MENTRASFER: Belajar dalam konteks pengetahuan yang ada, atau
mentransfer, menggunakan dan membangun atas apa yang telah dipelajari siswa.
Peran guru membuat bermacam-macam pengelaman belajar dengan focus pada
pemahaman bukan hapalan.
D. Komponen CTL
Menurut Depdiknas untuk penerapannya, pendekatan kontektual (CTL)

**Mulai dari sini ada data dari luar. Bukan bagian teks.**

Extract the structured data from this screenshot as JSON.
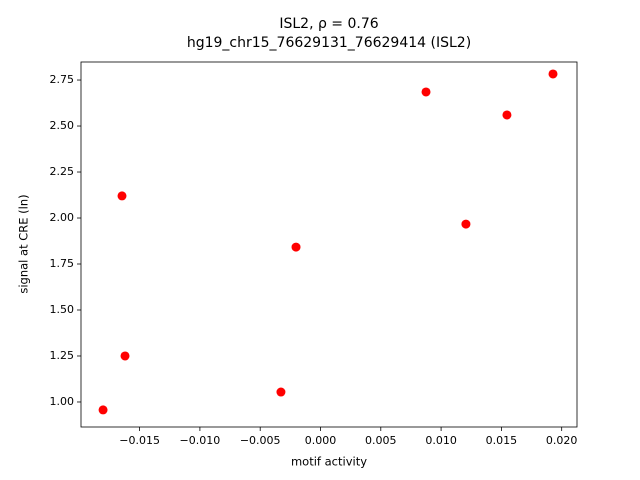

memiliki tujuah komponen utama, yaitu konstruktivisme (constructivism),
menemukan (Inquiry), bertanya (Questioning), masyarakat-belajar (Learning
Community), pemodelan (modeling), refleksi (reflection), dan penilaian yang
sebenarnya (Authentic). Adapaun penjelasannya sebagai berikut:
1. Konstruktivisme (constructivism). Kontruktivisme merupakan landasan
berpikir CTL, yang menekankan bahwa belajar tidak hanya sekedar
menghafal, mengingat pengetahuan tetapi merupakan suatu proses belajar
mengajar dimana siswa sendiri aktif secara mental mebangun
pengetahuannya, yang dilandasi oleh struktur pengetahuanyang dimilikinya.
2. Menemukan (Inquiry). Menemukan merupakan bagaian inti dari kegiatan
pembelajaran berbasis kontekstual Karen pengetahuan dan keterampilan
yang diperoleh siswa diharapkan bukan hasil mengingat seperangkat fakta-
fakta tetapi hasil dari menemukan sendiri. Kegiatan menemukan (inquiry)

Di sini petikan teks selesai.